Gerade kommt die junge Frau etwas abgehetzt auf der Straße der Revolution im Zentrum Teherans an. Als erstes zückt sie ihr Handy: "Salam liebe Massih, die ganze Strecke bin ich heute ohne Kopftuch gelaufen. Das tue ich fast jeden Tag. Die Leute schauen mich mit großen Augen an. Das macht mir aber nichts aus. Ich gehöre zu der Kampagne gegen Kopftuchzwang und zu den Mädchen aus der Straße der Revolution. Mit der Hoffnung auf Freiheit", sagt sie.
Wenn der Revolutionsführer auf Verhüllung besteht
Empfängerin der Sprachnachricht ist Massih Alinejad. Die Journalistin lebt in den USA, wird aber von vielen Iranerinnen als Vorkämpferin der Anti-Kopftuchbewegung respektiert. Der religiösen Führung des Landes ist sie ein Dorn im Auge.
Ziviler Ungehorsam ist längst nicht mehr nur eine Sache junger Frauen im Iran. Auch diese ältere Frau hat den Mut zum Widerstand in sich entdeckt. "Ich laufe jetzt zum zweiten Mal ohne Kopftuch um diesen Platz. Ich demonstriere dadurch allen mein Recht auf zivilen Ungehorsam", sagt sie.
Ein Recht, das der Staat nicht anerkennt. Schließlich müsste aus der Sicht von Revolutionsführer Ajatollah Ali Khamenei das Tragen des Hijab genannten Kopftuchs sogar ganz im Sinne der Frauen sein. "Der Hijab steht für Würde und Anstand und eine höhere Wertstellung den Frauen gegenüber. Er verleiht ihnen mehr Respekt und wir müssen dem Islam dankbar sein für den Hijab. Er ist ein Gottesgeschenk", sagte er.
Als Mann verkleidet ins Stadion
Wer diese Meinung nicht teilt und dagegen verstößt kann mit zwei Monaten Gefängnis, Geldstrafe oder Peitschenhieben betraft werden. Etwa 35 Frauen wurden seit Jahresbeginn festgenommen, weil sie kein Kopftuch trugen. Die meisten sind wieder frei, zumindest bis zu ihrem Prozess.
Den iranischen Frauen geht es aber nicht nur um die strengen Kleidervorschriften, sondern um mehr. Etwa auch um die die Frage, warum sie keine Sportveranstaltungen der Männer besuchen dürfen.

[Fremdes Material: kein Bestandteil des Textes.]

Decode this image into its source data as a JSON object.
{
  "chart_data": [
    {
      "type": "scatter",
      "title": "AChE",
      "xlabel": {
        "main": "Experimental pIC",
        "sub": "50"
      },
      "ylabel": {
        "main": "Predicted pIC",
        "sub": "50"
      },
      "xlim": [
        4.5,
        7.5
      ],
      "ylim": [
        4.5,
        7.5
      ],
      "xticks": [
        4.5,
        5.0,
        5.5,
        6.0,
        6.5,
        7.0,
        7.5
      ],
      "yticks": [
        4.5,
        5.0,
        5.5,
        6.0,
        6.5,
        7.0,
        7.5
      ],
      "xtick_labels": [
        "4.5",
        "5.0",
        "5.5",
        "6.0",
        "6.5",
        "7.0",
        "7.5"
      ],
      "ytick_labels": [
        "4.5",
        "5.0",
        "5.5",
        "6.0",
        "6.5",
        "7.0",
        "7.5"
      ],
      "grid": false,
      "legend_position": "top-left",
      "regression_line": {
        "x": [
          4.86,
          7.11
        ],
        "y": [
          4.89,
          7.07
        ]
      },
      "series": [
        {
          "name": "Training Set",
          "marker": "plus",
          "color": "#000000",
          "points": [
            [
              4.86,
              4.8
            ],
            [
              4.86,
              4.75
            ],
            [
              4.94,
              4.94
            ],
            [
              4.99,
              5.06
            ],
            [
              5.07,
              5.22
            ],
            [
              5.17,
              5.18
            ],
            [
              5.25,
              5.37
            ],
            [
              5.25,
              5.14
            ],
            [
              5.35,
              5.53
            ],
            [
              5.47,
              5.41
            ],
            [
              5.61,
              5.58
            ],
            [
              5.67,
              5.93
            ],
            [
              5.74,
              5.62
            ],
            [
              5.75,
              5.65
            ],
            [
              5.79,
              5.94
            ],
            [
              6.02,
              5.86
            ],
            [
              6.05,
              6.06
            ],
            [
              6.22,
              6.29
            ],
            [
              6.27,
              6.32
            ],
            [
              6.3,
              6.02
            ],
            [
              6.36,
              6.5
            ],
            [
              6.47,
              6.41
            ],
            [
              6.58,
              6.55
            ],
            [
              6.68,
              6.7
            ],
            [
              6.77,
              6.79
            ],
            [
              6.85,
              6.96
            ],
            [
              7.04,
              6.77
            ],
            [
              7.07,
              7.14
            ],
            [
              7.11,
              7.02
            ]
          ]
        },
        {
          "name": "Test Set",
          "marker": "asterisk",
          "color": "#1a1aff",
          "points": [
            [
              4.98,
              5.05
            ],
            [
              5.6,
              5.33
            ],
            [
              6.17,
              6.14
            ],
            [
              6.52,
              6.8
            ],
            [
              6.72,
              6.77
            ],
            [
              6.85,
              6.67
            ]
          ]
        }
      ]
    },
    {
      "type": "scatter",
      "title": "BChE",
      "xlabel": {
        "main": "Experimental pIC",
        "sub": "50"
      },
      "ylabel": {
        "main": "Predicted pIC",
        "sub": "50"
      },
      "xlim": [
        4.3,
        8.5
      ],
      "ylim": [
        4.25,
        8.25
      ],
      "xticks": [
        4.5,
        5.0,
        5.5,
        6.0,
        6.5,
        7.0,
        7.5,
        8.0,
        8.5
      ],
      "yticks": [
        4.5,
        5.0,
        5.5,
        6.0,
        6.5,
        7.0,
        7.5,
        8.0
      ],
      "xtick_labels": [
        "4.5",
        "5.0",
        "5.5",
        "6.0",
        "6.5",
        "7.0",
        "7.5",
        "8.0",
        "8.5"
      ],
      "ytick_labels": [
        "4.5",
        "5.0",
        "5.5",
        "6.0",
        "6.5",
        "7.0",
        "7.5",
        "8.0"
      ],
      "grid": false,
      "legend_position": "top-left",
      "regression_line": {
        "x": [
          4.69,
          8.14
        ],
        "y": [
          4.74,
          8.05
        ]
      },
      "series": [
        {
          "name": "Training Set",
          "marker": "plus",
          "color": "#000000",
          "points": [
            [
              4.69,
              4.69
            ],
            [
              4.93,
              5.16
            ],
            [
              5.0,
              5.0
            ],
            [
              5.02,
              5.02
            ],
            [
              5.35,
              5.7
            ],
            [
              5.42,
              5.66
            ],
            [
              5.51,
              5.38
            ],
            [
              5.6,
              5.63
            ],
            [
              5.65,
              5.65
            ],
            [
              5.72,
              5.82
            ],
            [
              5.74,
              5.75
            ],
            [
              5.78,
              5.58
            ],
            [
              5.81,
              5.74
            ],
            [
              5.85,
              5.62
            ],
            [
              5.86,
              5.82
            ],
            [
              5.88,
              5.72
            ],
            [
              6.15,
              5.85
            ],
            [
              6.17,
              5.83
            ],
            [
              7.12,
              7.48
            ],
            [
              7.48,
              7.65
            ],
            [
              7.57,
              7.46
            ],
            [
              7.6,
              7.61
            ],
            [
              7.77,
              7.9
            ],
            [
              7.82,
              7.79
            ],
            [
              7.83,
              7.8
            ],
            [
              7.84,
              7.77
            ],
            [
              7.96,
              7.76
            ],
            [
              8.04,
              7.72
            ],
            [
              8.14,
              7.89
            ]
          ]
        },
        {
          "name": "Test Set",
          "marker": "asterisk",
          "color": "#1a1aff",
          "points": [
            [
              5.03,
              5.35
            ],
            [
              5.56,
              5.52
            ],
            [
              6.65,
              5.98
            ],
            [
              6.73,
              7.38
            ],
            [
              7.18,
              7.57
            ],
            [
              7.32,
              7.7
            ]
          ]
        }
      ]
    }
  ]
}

Eine junge Frau erklärt in einem Videoclip, der im Internet kursiert, wie sie es dennoch geschafft hat, sich das Hauptstadt-Derby Esteghlal gegen Persepolis Teheran vor zwei Wochen live anzuschauen.
"Schon Tage vor dem Spiel habe ich mich vorbereitet, habe Männerkleidung besorgt, einen künstlichen Bart und Klebstoff gekauft. Dann habe ich meine Haare so kurz schneiden lassen, wie möglich. Ich habe die Mütze tief über meinen Kopf gezogen", sagt sie.
Reformer stoßen auf Widerstand
Beim Kauf der Eintrittskarte sei sie nervös geworden. Die Frage, für welchen Platz auf welcher Seite, habe sie überfordert. Als sie den Rasen erblickte, seien ihr die Tränen gekommen. Als das erste Tor für ihre Mannschaft Persepolis fiel, musste sie sich zurückhalten. "Ich konnte nicht sehr laut jubeln. Einmal, wegen meiner Stimme und zum zweiten, weil die Zurufe nicht gerade sehr anständig waren", sagt sie.
Karim Bagheri, Ex-Profi bei Arminia Bielefeld und Persepolis lobte sie im Internet für ihre Leidenschaft für FC-Persepolis, bat sie aber, den heimlichen Stadionbesuch nicht zu wiederholen. Da sei einfach zu gefährlich. Jetzt, sagt die junge Frau, bekomme sie jedes Mal, wenn FC-Persepolis spiele, einen Anruf, um sicherzustellen, dass sie Zuhause sei und nicht wieder heimlich im Stadion.
Frauen in Sportstadien - wie heiß dieses Eisen ist, zeigte sich, als die Regierung unter dem Reformer Hassan Ruhani Frauen kürzlich erlaubte, ein Basketballspiel der Männer anzusehen, die Polizei die Zuschauerinnen jedoch nicht in Stadion ließ.